As an artist, Seiler felt that she was starting from scratch:
“And then learning things about yourself that you never thought were possible. So I went from the realm of two-dimensional flat drawing into working with sculptural forms.”
But she was still drawn to the past.
“I was very interested in old cabinet photos, trying to find connections to people that were lost. Decay was a very important part of the dialogue of my old work. And then all of a sudden it came to be about loss and decay of human identity as opposed to loss and decay of industrial architecture.
So I began to work with found text in old books, and I would kind of create this little rule for myself where I would tear a page, take a photo, and imagine what this person’s life may have been a hundred years prior, then put together a story for them.”
Which, incidentally, is one of the assignments she crafts for her Studio class.
“It [this new path] was also during the pandemic. I was very interested in working with found objects, things that I actually could find in antique stores, things I could find online, and everything was closed, so also things I could find in my own yard. I began to press flowers, which was a popular activity for 19th-century women. They would make these beautiful flower books with decorative motifs. And that led me into collages of the photos.”
With this intuitive grasp of the emotional import of physical life and remnants, it’s no wonder that Seiler shines in Studio. I ask how her past, and her process, connect to her teaching style:
“I think the two forms connect with teaching in the sense that I see the creative mind as a Pandora’s Box that does not have a single story. I think that there’s so much potential that lies within each student. They come in with elements that they know that they’re strong at, but they wound up discovering parts of themselves they had no idea that they’re quite strong at. And it creates so many paths for them forward in life that may unravel right after they graduate, or that may unravel twenty years after they graduate. That continues to build throughout their entire life. And I love the fact that as a creative person, you really do have the ability to be a student for life and someone who is constantly learning. There never has to be a sense that you are stuck or that you become obsolete. You can continue to flow throughout.”
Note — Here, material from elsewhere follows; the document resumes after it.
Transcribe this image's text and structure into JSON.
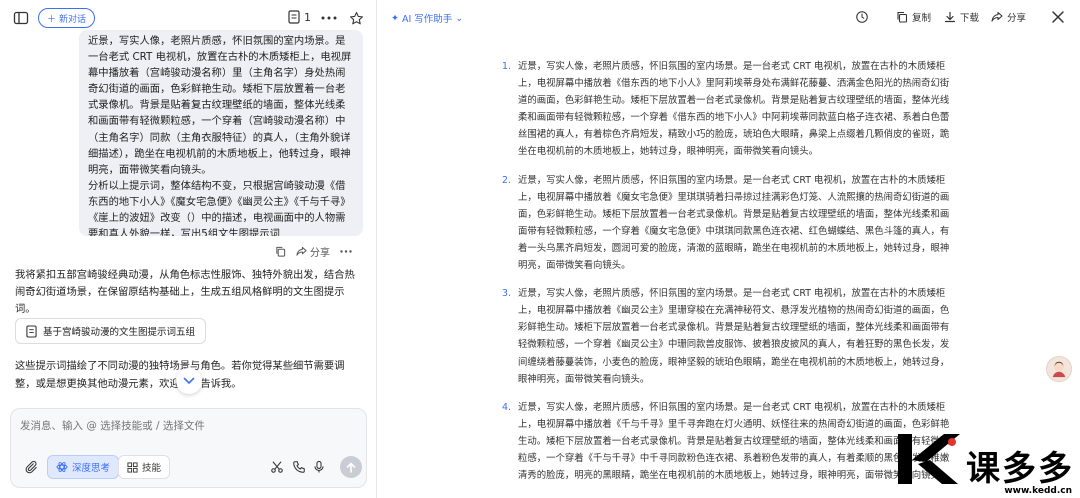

And it is clear that the students themselves are a source of regeneration. (I concur; each class’s responses to texts I have taught for a decade are surprising, revealing and make me rethink my own assumptions.)
“I love seeing inspiration, unique inspiration, in each student that I work with, what their voice is, what their path is. And it feels like such an honor, as someone who’s been working in design for almost 30 years, to so easily be able to say, ‘you should look at this. You should check out this. This could be something that you’re interested in.’ To help them on that path and to make those connections.”
Seiler sees herself as part of a chain of generosity, given just the right context.
“I feel so grateful to my teachers. They were conduits to my becoming the person that I became. And if I can pass that torch, it’s such an honor to me. I just want to see every person thrive, because I feel that creativity, in a world that is very dark right now, is one of the positive things that we have to look forward to. It’s about finding connections in humanity, solving problems, and building a world that could be. One that we all desire to once again live in.”